Surprisingly, it was WARM! A friend later told me it just “feels” warm, because the morning air temperature is cold. Whatever – it was warm! I got in the water with the other gals to get acclimated before the waves started heading out. “Waves” are typically done by cap-color age groups (and gender in a co-ed event), and this was no exception. However, we “try-its” were the last two waves to go – since our course was shorter, and we had the potential to drown when being run over by those who knew what they were doing! Fortunately, because I haven’t hit 40 yet, I wasn’t in the LAST wave – but the next-to-last.
Finally, it was time for the gold-caps (me) to line up with pink-caps behind us (the 40 & overs). We were all vying to be at the back of the pack, but it’s virtually impossible when none of us wanted to be out front. However, someone had to go out front, and after all of the jockeying was said and done, I did find myself at the front of the pack. Oh well – I’ll swim the best I can.
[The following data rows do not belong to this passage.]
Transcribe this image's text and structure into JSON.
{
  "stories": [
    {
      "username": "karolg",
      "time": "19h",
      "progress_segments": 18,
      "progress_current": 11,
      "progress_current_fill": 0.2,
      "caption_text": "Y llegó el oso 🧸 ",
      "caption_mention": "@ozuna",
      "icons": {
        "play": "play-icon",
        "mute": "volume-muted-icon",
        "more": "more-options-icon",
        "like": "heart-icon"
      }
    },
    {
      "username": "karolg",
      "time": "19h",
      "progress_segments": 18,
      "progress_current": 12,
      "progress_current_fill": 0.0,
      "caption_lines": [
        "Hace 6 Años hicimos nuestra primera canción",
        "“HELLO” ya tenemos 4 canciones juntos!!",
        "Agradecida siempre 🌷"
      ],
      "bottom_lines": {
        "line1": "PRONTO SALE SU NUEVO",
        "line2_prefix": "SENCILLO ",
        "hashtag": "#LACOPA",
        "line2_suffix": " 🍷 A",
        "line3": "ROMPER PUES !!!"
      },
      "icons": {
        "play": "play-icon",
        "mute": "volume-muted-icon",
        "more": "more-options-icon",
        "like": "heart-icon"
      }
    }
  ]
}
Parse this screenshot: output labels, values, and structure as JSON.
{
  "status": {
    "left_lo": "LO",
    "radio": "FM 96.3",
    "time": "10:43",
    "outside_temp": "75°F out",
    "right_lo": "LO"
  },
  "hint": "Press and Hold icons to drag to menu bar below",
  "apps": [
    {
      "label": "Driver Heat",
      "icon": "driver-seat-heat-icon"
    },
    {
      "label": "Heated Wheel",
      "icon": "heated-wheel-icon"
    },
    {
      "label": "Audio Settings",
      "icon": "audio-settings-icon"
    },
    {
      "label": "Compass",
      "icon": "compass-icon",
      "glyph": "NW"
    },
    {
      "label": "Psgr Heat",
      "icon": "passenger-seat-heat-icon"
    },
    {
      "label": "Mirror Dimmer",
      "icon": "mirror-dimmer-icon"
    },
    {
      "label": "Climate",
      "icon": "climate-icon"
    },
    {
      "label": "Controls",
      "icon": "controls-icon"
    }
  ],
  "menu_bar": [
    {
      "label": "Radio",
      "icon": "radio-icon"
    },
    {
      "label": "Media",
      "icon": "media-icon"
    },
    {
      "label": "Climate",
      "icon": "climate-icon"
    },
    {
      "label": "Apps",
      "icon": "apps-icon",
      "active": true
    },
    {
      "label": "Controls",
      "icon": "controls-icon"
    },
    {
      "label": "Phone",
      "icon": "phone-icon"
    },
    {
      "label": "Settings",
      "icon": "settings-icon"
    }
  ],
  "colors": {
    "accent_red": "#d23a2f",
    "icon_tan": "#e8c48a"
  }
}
I actually felt STRONG heading to the first (of two) buoy. I was using a freestyle (crawl) stoke, but really feeling winded. When I made it to the buoy, I rolled to my back, as I’d seen MANY others do. I was able to catch my breath, check out the gals behind me, and “rest.” However, I had a heck of a time keeping “straight” – and found myself really frustrated to be going somewhat perpendicular to the course I needed to be on. I rolled back to my belly, for better sighting of buoy #2 – but couldn’t breathe. So, I decided to alternate between side stroke & breast stroke. It worked – but it seemed miles to the second turn. Finally making the second turn, I again rolled to my back, for more rest. What I didn’t consider, however, is that the full-length swimmers joined us at this point. Lots of foot-grabbing, side-jabbing, etc. ensued – and I just had to swim the best I could. I had NO IDEA how long I’d been in the water – I didn’t want to stop swimming to look at my watch. Finally, I sighted the “stand up” buoy…and was there. I felt no dizziness (as I had in practice after standing after swimming), and felt fortunate to make it out of the water quickly. I checked my watch and it read 14:47! WOW! I’d truly expected it to be 30-45 minutes – no wonder I was tired!
Transition 1 was easy…my wetsuit came off easily, and the only challenge was bending over to dry my feet, causing light-headedness. But, before I knew it, I was off. I was now in familiar territory, as I knew the course & knew how to manage the mount/dismount area, what my nutritional intake should be, etc.
On my way to the mount area, I heard someone holler, “Go Chanda!” I was SHOCKED to see a friend from high school. In fact, I doubted it was really her, as I thought she lived in Utah. Come to find out, it WAS her, and she lives in Florida – but was here visiting family, and some of them were in the event. That was so AWESOME!
The bike course was a breeze –and I felt like a rock star to be passing rider after rider! (The bike is definitely my strong leg.)
Heading back in toward transition 2, I spotted Heather, camera in hand, and felt so wonderful to have my own cheer team there. Quick change to my running shoes, a quick swig of water, and I was off. However, I quickly realized that I was NOT going to be able to run – my bladder was FULL! (This surprisingly wasn’t a problem at my last event.) There were no porta-potties in the transition area, and I wasn’t sure I’d find one along the course. However, we were running through a park, and just steps off the running path was a REAL bathroom just steps away. I decided that I’d more than make up the time if I were able to run, so I made a dash for it. Much relieved, I was back on the course in no time. I ran/walked the whole route, and I think I probably ran more than I walked. I was passed by many other athletes, but knew I was no where near last, this time, and was just really pleased with this event.
Heather was at the finish with me, of course, and let me cry on her shoulder as the emotions hit! I enjoyed a plate of food, a hula show, and we were headed home.
Results were posted this week. I cut nearly 4 minutes off my previous bike time, and 18 seconds off my run (COUNTING the bathroom break…so it was probably closer to 2 minutes). Not bad work for 7 short weeks! I came in 74th out of 81 people in my bracket! I’ll take it.
This week, I realized that my knees never once hurt on the run course! That is PROGRESS!
For the remainder of the summer, I really start strength-training & speed work. Next event is Warrior Dash in September (for fun), followed by the beginning of formal training for my marathon beginning in October, with a few short running events during the holidays. My marathon is only 6 ½ months away – I can’t believe it! This life is so very exciting – each day brings new strength-finding hope!
Yep – I’m still counting my blessings & living my fit dreams!